From Notes written by Helen Inman:

"Dan graduated from High School and attended business school in Rochester, N.Y. He returned to Oswego and went to work as a bookkeeper with a wholesale grocery company. Later he was hired by the bank there as a bookkeeper. Those were the days when all the entries were made by long-hand. He wrote a beautiful Spencerian script. While he was there he signed on with Skipper McDowell as part of the crew of a sailing sloop. They sailed every weekend, weather permitting, and he had many exciting happenings.

"In 1909 he married Edith Greenwood. Robert was born in 1910. They went to live and work in Detroit for a man who may have been a friend or relative of Edith, I don't know. When they were married Edith had a son Kenneth by a previous marriage. Ken used the name Inman and Dan was fond of him, but he was never adopted.

"Somewhat later the man for whom Dan was working moved his office to New York City. Dan and family moved into a small town in northern New Jersey, Ridgefield, where Dan could commute to lower Broadway. In Ridgefield, Dan's neighbor, best friend and golfing partner was Fred Small, then president of American Express. Some years later Dan sold his share of the business, which by that time he had bought into, to the former owner and they parted company. I think it had something to do with conservatism. Dan was ultra- conservative and his partner was not. I do not know the kind of business it was, but Dan was never a stock broker.

"When I met Dan he was working for a liquidating company headed by Edward Murphy, a brother of Grayson Murphy who had a set on the New York Stock Exchange at that time. Ed would buy a business in distress and send a man out to liquidate it. Dan went to Springfield, Ohio, in 1927 to liquidate the Kelly-Springfield Truck Co. I had been doing the work in the front office but another girl was asked to do Dan's work. It was a demotion for me, so I left there and went to work at one of the banks where I stayed for the next three years. Dan finished the work there, selling everything including the plant and the real estate.

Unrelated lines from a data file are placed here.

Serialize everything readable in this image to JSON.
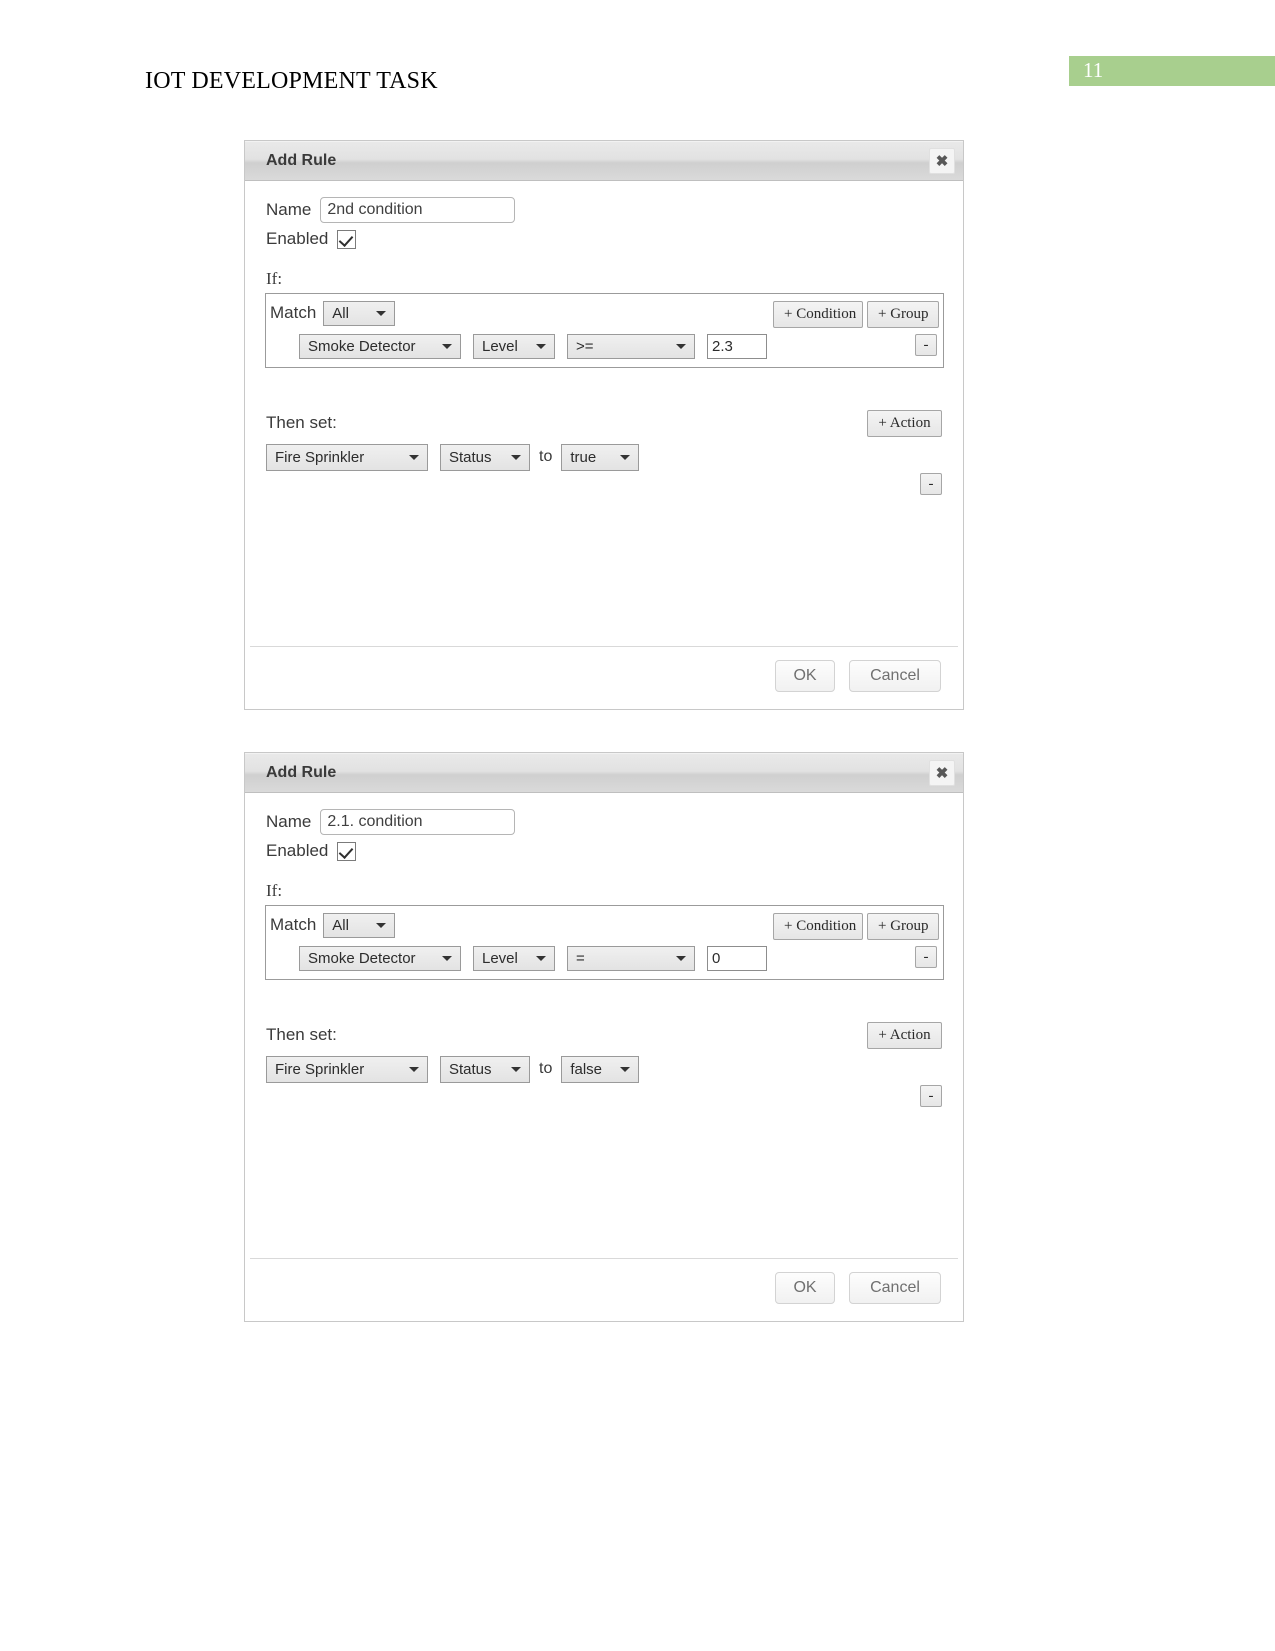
{
  "document": {
    "header_title": "IOT DEVELOPMENT TASK",
    "page_number": "11"
  },
  "theme": {
    "page_band_color": "#a8cf8e",
    "titlebar_text_color": "#3a3a3a"
  },
  "dialogs": [
    {
      "title": "Add Rule",
      "close_icon": "close-icon",
      "name_label": "Name",
      "name_value": "2nd condition",
      "name_placeholder": "",
      "enabled_label": "Enabled",
      "enabled_checked": "true",
      "if_label": "If:",
      "match_label": "Match",
      "match_value": "All",
      "add_condition_label": "+ Condition",
      "add_group_label": "+ Group",
      "remove_condition_label": "-",
      "condition": {
        "device": "Smoke Detector",
        "property": "Level",
        "operator": ">=",
        "value": "2.3"
      },
      "then_set_label": "Then set:",
      "add_action_label": "+ Action",
      "remove_action_label": "-",
      "action": {
        "device": "Fire Sprinkler",
        "property": "Status",
        "to_word": "to",
        "value": "true"
      },
      "ok_label": "OK",
      "cancel_label": "Cancel"
    },
    {
      "title": "Add Rule",
      "close_icon": "close-icon",
      "name_label": "Name",
      "name_value": "2.1. condition",
      "name_placeholder": "",
      "enabled_label": "Enabled",
      "enabled_checked": "true",
      "if_label": "If:",
      "match_label": "Match",
      "match_value": "All",
      "add_condition_label": "+ Condition",
      "add_group_label": "+ Group",
      "remove_condition_label": "-",
      "condition": {
        "device": "Smoke Detector",
        "property": "Level",
        "operator": "=",
        "value": "0"
      },
      "then_set_label": "Then set:",
      "add_action_label": "+ Action",
      "remove_action_label": "-",
      "action": {
        "device": "Fire Sprinkler",
        "property": "Status",
        "to_word": "to",
        "value": "false"
      },
      "ok_label": "OK",
      "cancel_label": "Cancel"
    }
  ]
}
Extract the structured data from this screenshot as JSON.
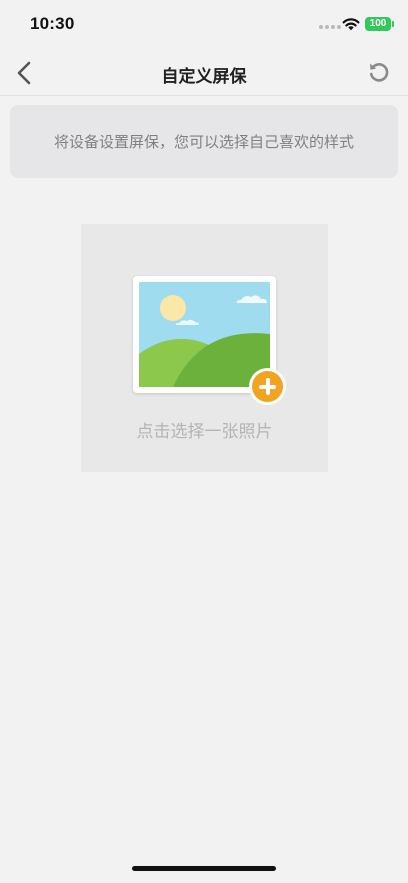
{
  "status_bar": {
    "time": "10:30",
    "battery": "100",
    "icons": [
      "signal-dots-icon",
      "wifi-icon",
      "battery-icon"
    ]
  },
  "nav": {
    "title": "自定义屏保",
    "back_icon": "chevron-left-icon",
    "reset_icon": "reset-icon"
  },
  "tip": {
    "text": "将设备设置屏保，您可以选择自己喜欢的样式"
  },
  "picker": {
    "label": "点击选择一张照片",
    "image_icon": "landscape-image-icon",
    "add_icon": "add-circle-icon"
  },
  "colors": {
    "background": "#f2f2f2",
    "tip_background": "#e6e6e8",
    "picker_background": "#e8e8e8",
    "accent": "#f0a422",
    "battery": "#34c759"
  }
}
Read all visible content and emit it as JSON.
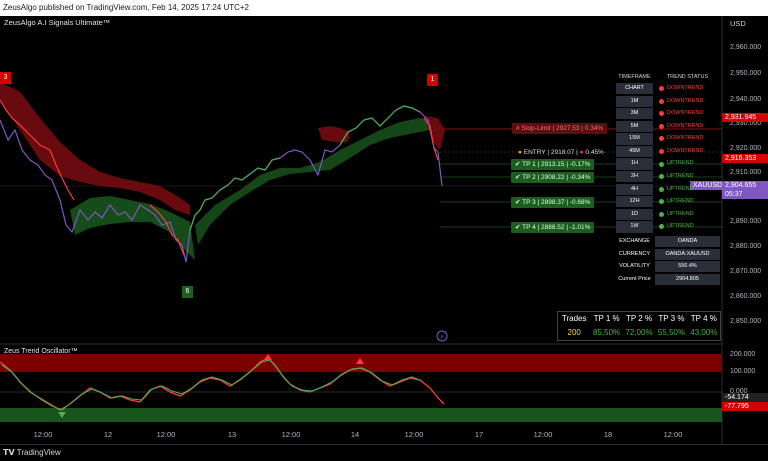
{
  "header": {
    "published": "ZeusAlgo published on TradingView.com, Feb 14, 2025 17:24 UTC+2"
  },
  "chart": {
    "title": "ZeusAlgo A.I Signals Ultimate™",
    "currency_label": "USD",
    "price_axis": [
      "2,960.000",
      "2,950.000",
      "2,940.000",
      "2,930.000",
      "2,920.000",
      "2,910.000",
      "2,900.000",
      "2,890.000",
      "2,880.000",
      "2,870.000",
      "2,860.000",
      "2,850.000"
    ],
    "price_tags": {
      "red_top": "2,931.945",
      "red_mid": "2,916.353",
      "symbol": "XAUUSD",
      "last_price": "2,904.655",
      "countdown": "05:37"
    },
    "time_axis": [
      "12:00",
      "12",
      "12:00",
      "13",
      "12:00",
      "14",
      "12:00",
      "17",
      "12:00",
      "18",
      "12:00"
    ],
    "signal_markers": {
      "sell_left": "3",
      "sell_top": "1",
      "buy_bottom": "6"
    }
  },
  "trade_levels": {
    "stop_limit": "# Stop-Limit | 2927.53 | 0.34%",
    "entry": "ENTRY | 2918.07 |",
    "entry_pct": "0.45%",
    "tp1": "✔ TP 1 | 2913.15 | -0.17%",
    "tp2": "✔ TP 2 | 2908.22 | -0.34%",
    "tp3": "✔ TP 3 | 2898.37 | -0.68%",
    "tp4": "✔ TP 4 | 2888.52 | -1.01%"
  },
  "trend_table": {
    "headers": [
      "TIMEFRAME",
      "TREND STATUS"
    ],
    "rows": [
      {
        "tf": "CHART",
        "status": "DOWNTREND",
        "color": "#ff3b3b"
      },
      {
        "tf": "1M",
        "status": "DOWNTREND",
        "color": "#ff3b3b"
      },
      {
        "tf": "3M",
        "status": "DOWNTREND",
        "color": "#ff3b3b"
      },
      {
        "tf": "5M",
        "status": "DOWNTREND",
        "color": "#ff3b3b"
      },
      {
        "tf": "15M",
        "status": "DOWNTREND",
        "color": "#ff3b3b"
      },
      {
        "tf": "45M",
        "status": "DOWNTREND",
        "color": "#ff3b3b"
      },
      {
        "tf": "1H",
        "status": "UPTREND",
        "color": "#4caf50"
      },
      {
        "tf": "2H",
        "status": "UPTREND",
        "color": "#4caf50"
      },
      {
        "tf": "4H",
        "status": "UPTREND",
        "color": "#4caf50"
      },
      {
        "tf": "12H",
        "status": "UPTREND",
        "color": "#4caf50"
      },
      {
        "tf": "1D",
        "status": "UPTREND",
        "color": "#4caf50"
      },
      {
        "tf": "1W",
        "status": "UPTREND",
        "color": "#4caf50"
      }
    ]
  },
  "info_table": {
    "rows": [
      {
        "label": "EXCHANGE",
        "value": "OANDA"
      },
      {
        "label": "CURRENCY",
        "value": "OANDA:XAUUSD"
      },
      {
        "label": "VOLATILITY",
        "value": "556.4%"
      },
      {
        "label": "Current Price",
        "value": "2904.805"
      }
    ]
  },
  "stats": {
    "headers": [
      "Trades",
      "TP 1 %",
      "TP 2 %",
      "TP 3 %",
      "TP 4 %"
    ],
    "values": [
      "200",
      "85,50%",
      "72,00%",
      "55,50%",
      "43,00%"
    ]
  },
  "oscillator": {
    "title": "Zeus Trend Oscillator™",
    "axis": [
      "200.000",
      "100.000",
      "0.000",
      "-100.000"
    ],
    "tags": {
      "value1": "-54.174",
      "value2": "-77.795"
    }
  },
  "footer": {
    "brand": "TradingView"
  },
  "colors": {
    "up": "#4caf50",
    "down": "#ff3b3b",
    "bg": "#000000",
    "accent": "#7e57c2"
  }
}
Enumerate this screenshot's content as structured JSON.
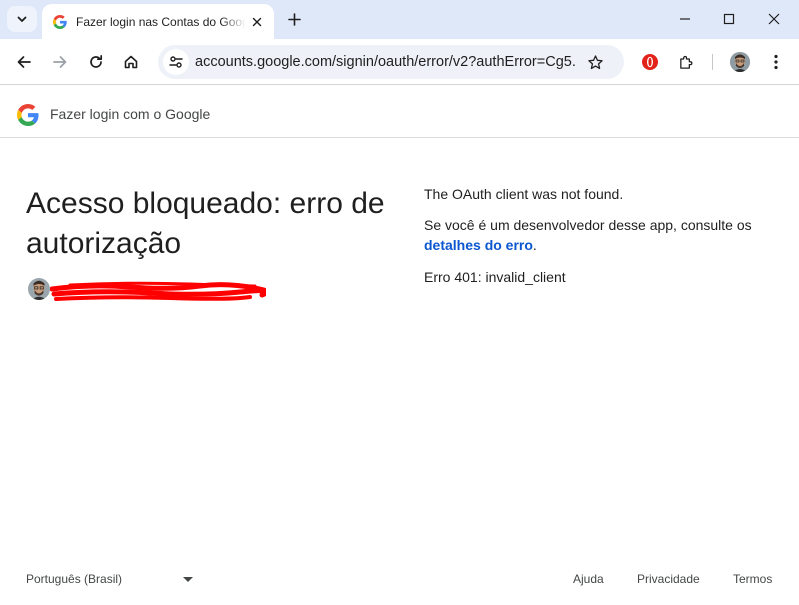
{
  "browser": {
    "tab_title": "Fazer login nas Contas do Google",
    "url": "accounts.google.com/signin/oauth/error/v2?authError=Cg5..."
  },
  "header": {
    "title": "Fazer login com o Google"
  },
  "main": {
    "title": "Acesso bloqueado: erro de autorização",
    "message": "The OAuth client was not found.",
    "developer_text": "Se você é um desenvolvedor desse app, consulte os",
    "details_link": "detalhes do erro",
    "period": ".",
    "error_code": "Erro 401: invalid_client"
  },
  "footer": {
    "language": "Português (Brasil)",
    "help": "Ajuda",
    "privacy": "Privacidade",
    "terms": "Termos"
  },
  "colors": {
    "accent": "#0b57d0",
    "titlebar": "#dfe8f8",
    "omnibox": "#eef1f8"
  },
  "icons": {
    "tab_search": "chevron-down-icon",
    "favicon": "google-g-icon",
    "tab_close": "close-icon",
    "new_tab": "plus-icon",
    "minimize": "minimize-icon",
    "maximize": "maximize-icon",
    "close_window": "close-icon",
    "back": "arrow-left-icon",
    "forward": "arrow-right-icon",
    "reload": "reload-icon",
    "home": "home-icon",
    "site_info": "tune-icon",
    "bookmark": "star-icon",
    "extension_opera": "opera-icon",
    "extensions": "puzzle-icon",
    "profile": "avatar",
    "menu": "kebab-icon"
  }
}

"I had met Dan at Kelly-Springfield and later accepted an invitation to dinner believing he was an unmarried man. Later on of course, I learned that he was married, but continued to see him off and on for the next three years. He traveled back and forth between Springfield and New York. After he finished the work in Springfield he went to Reno and obtained a divorce. When he returned to New York he found he did not have a job with Edward Murphy anymore, but he immediately was hired by the Chase National Bank. The Chase had loaned a large sum of money to a cafeteria chain and Dan went in as assistant treasurer of the chain to look out for the bank's interest.

"We were married in 1930. We lived in Tudor City, New York City. About ten years later the cafeteria merged with another chain and Dan's work was finished there. After several months, a friend, Bill Bailey, asked Dan to represent the Scheffelin Co. in Boston. So we moved to Boston. A few weeks later he was offered a job with Park & Tilford in their import division (liquors) to be state representative for Massachusetts and Rhode Island. This job he had for the rest of his working years.

"We had a small place in Vermont where we spent the summers. After we sold the house in Boston we - along with my sister - bought a house in Key Biscayne, Fla., where we spent the winter season. Dan lived for two seasons there before his death of a heart ailment on October 17, 1966."